Deepwater Mystery: Oil Loose In The Gulf
Streaming video of oil pouring from the seafloor and images of dead, crude-soaked birds serve as visual bookends to the natural calamity unfolding in the Gulf of Mexico.

But independent scientists and government officials say another disaster is playing out in slow motion - and out of public view - in the mysterious depths between the gusher and the coast, a world inhabited by sperm whales, gigantic jellyfish and diminutive plankton.

More than a month after the BP PLC spill began, the disaster's dimensions have come into sharper focus with government estimates that more than 18 million gallons of oil - and possibly 39 million gallons - has already poured from the leaking well, eclipsing the 11 million gallons released during the Exxon Valdez spill.

"Every fish and invertebrate contacting the oil is probably dying. I have no doubt about that," said Prosanta Chakrabarty, a

Louisiana State University fish biologist.

The deep Gulf is an area where light can't penetrate and researchers rarely venture.

Yet what happens there can ripple across the food chain. Every night the denizens of the deep make forays to shallower depths to eat - and be eaten by - other fish, according to marine scientists who describe it as the largest migration on earth.

In turn, several species closest to the surface - including red snapper, shrimp and menhaden - help drive the Gulf Coast fishing industry. Others such as marlin, cobia and yellowfin tuna sit atop the food chain and are chased by the Gulf's charter fishing fleet.

Many of those species are now in their annual spawning seasons. Eggs exposed to oil would quickly perish. Those that survived to hatch could starve if the plankton at the base of the food chain suffer. Larger fish are more resilient, but not immune to the toxic effects of oil.

The Gulf's largest spill was in 1979, when the Ixtoc I platform off Mexico's Yucatan peninsula blew up and released 140 million gallons of oil. But that was in relatively shallow waters - about 160 feet deep - and much of the oil stayed on the surface where it broke down and became less toxic by the time it reached the Texas coast.

Since BP's Deepwater Horizon exploded and sank more than five weeks ago, scientists said they have found at least two sprawling underwater plumes of what appears to be oil, each hundreds of feet deep and stretching for miles.

A plume reported last week by a team from the University of South Florida, was headed toward the continental shelf off the

Alabama coastline, waters thick with fish and other marine life.
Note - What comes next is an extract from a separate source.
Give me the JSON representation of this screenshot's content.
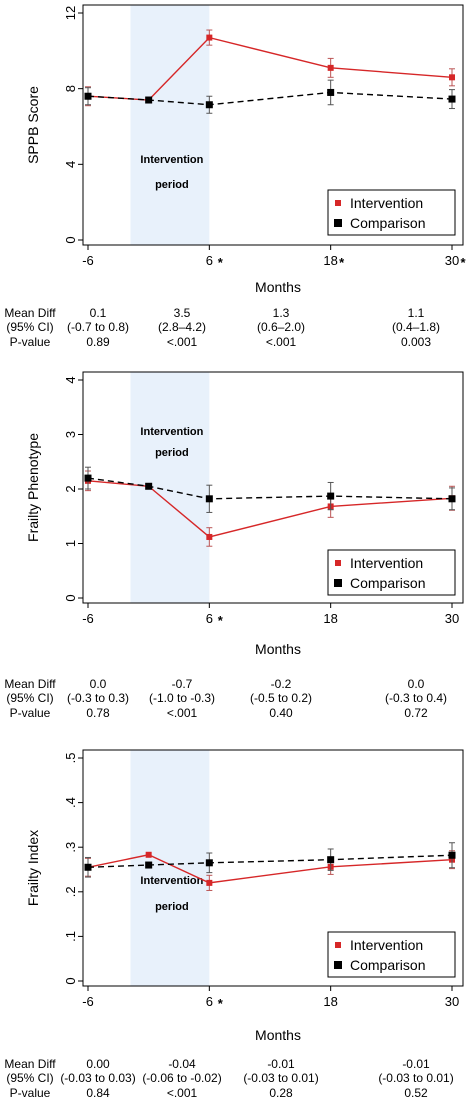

On Sunday, BP's CEO Tony Hayward disputed the existence of the plumes, saying testing by the company showed no evidence that oil was being suspended in large masses underwater. Hayward said oil's natural tendency is to rise to the surface, and any oil found underwater was in the process of working its way up.

However, the researchers said oil in the plumes had dissolved into the water, possibly a result of chemical dispersants used to break up the spill. That makes it more dangerous to fish larvae and creatures that are filter feeders.

Responding to Hayward's assertion, one researcher noted that scientists from several different universities have come to similar conclusions about the plumes after doing separate testing.

No major fish kills have yet been reported, but federal officials said the impacts could take years to unfold.

"This is just a giant experiment going on and we're trying to understand scientifically what this means," said Roger Helm, a senior official with the U.S. Fish and Wildlife Service.

In 2009, LSU's Chakrabarty discovered two new species of bottom-dwelling pancake batfish about 30 miles off the Louisiana coastline - right in line with the pathway of the spill caused when the Deepwater Horizon burned and sank April 24.